Not even the great contemporary writer Stephen Sondheim can win him over.
"He's extraordinary," says Lasser, "but I think in the last 10 years he stopped writing theater. Things like 'Passion' and 'Assassins': I think they're song sequences that they put on a stage."
And don't get him started on the trend of spectacular musicals like "Phantom of the Opera" and "Les Miserables."
"I detest 'Les Miz,'" he says. "There are only two good songs: 'The Barricades,' because it's exciting, and 'Master of the House' because it has great pizzazz. But if one more person had gotten down on his knees and had the wheel bring him around to the front so that he could pour out his heart to us, I was going to stand up and scream, 'get a second idea!'"
He also has strong feeling about pop interpretations of classics.
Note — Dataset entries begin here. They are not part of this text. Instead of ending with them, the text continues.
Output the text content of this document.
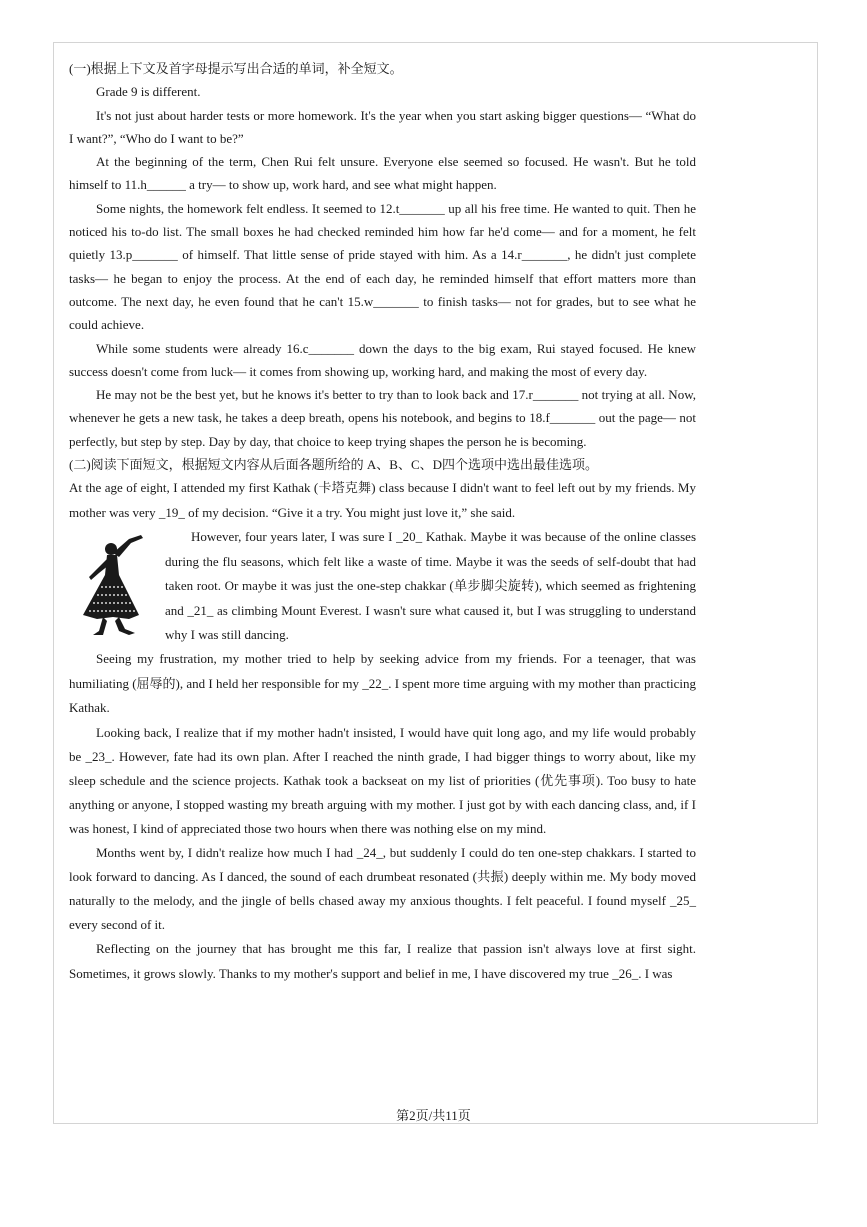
(一)根据上下文及首字母提示写出合适的单词，补全短文。

Grade 9 is different.

It's not just about harder tests or more homework. It's the year when you start asking bigger questions— “What do I want?”, “Who do I want to be?”

At the beginning of the term, Chen Rui felt unsure. Everyone else seemed so focused. He wasn't. But he told himself to 11.h______ a try— to show up, work hard, and see what might happen.

Some nights, the homework felt endless. It seemed to 12.t_______ up all his free time. He wanted to quit. Then he noticed his to-do list. The small boxes he had checked reminded him how far he'd come— and for a moment, he felt quietly 13.p_______ of himself. That little sense of pride stayed with him. As a 14.r_______, he didn't just complete tasks— he began to enjoy the process. At the end of each day, he reminded himself that effort matters more than outcome. The next day, he even found that he can't 15.w_______ to finish tasks— not for grades, but to see what he could achieve.

While some students were already 16.c_______ down the days to the big exam, Rui stayed focused. He knew success doesn't come from luck— it comes from showing up, working hard, and making the most of every day.

He may not be the best yet, but he knows it's better to try than to look back and 17.r_______ not trying at all. Now, whenever he gets a new task, he takes a deep breath, opens his notebook, and begins to 18.f_______ out the page— not perfectly, but step by step. Day by day, that choice to keep trying shapes the person he is becoming.

(二)阅读下面短文，根据短文内容从后面各题所给的 A、B、C、D四个选项中选出最佳选项。

At the age of eight, I attended my first Kathak (卡塔克舞) class because I didn't want to feel left out by my friends. My mother was very _19_ of my decision. “Give it a try. You might just love it,” she said.

However, four years later, I was sure I _20_ Kathak. Maybe it was because of the online classes during the flu seasons, which felt like a waste of time. Maybe it was the seeds of self-doubt that had taken root. Or maybe it was just the one-step chakkar (单步脚尖旋转), which seemed as frightening and _21_ as climbing Mount Everest. I wasn't sure what caused it, but I was struggling to understand why I was still dancing.

Seeing my frustration, my mother tried to help by seeking advice from my friends. For a teenager, that was humiliating (屈辱的), and I held her responsible for my _22_. I spent more time arguing with my mother than practicing Kathak.

Looking back, I realize that if my mother hadn't insisted, I would have quit long ago, and my life would probably be _23_. However, fate had its own plan. After I reached the ninth grade, I had bigger things to worry about, like my sleep schedule and the science projects. Kathak took a backseat on my list of priorities (优先事项). Too busy to hate anything or anyone, I stopped wasting my breath arguing with my mother. I just got by with each dancing class, and, if I was honest, I kind of appreciated those two hours when there was nothing else on my mind.

Months went by, I didn't realize how much I had _24_, but suddenly I could do ten one-step chakkars. I started to look forward to dancing. As I danced, the sound of each drumbeat resonated (共振) deeply within me. My body moved naturally to the melody, and the jingle of bells chased away my anxious thoughts. I felt peaceful. I found myself _25_ every second of it.

Reflecting on the journey that has brought me this far, I realize that passion isn't always love at first sight. Sometimes, it grows slowly. Thanks to my mother's support and belief in me, I have discovered my true _26_. I was

第2页/共11页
"I get annoyed at performers who don't trust the song. Barbara Streisand gets me angry; Liza Minnelli gets me catatonic, because they're not serving the song.
And today's trend of jukebox musicals, involving the songs of Abba, Billy Joel, Bob Dylan, and others, doesn't impress him.
"That's not theater," says Lasser.
After 26 years on the radio, you might think Lasser would be at a loss for fresh themes. Think again.
A recent program, titled "Keep Your Underwear on," consisted of "songs about underwear, pajamas, and the onset of nudity."
"An hour of precaution and of throwing caution to the wind," he says.
With a data base of 18,517 songs, he won't be running out of ideas any time soon.
Since retiring from the English department at Harley, where he taught for 32 years, Lasser has had more time for research and lectures. He gives two or three dozen talks a year, most of them at museums. He also collaborates on concerts with Cindy Miller and Alan Jones.
And he's writing a second book, taking for his title a line from an Irving Berlin song: "That Pleasant Ache: How We Sang About Love, 1900 to 1950."
But Lasser is looking well beyond these activities.
"When I die and then open my eyes, if I'm in a room, and coming through the door is Ginger Rogers as she looked in Astaire-Rogers movies, and she's looking over her shoulder saying, 'No, Fred, I'd rather be with him,' I'll know where I am."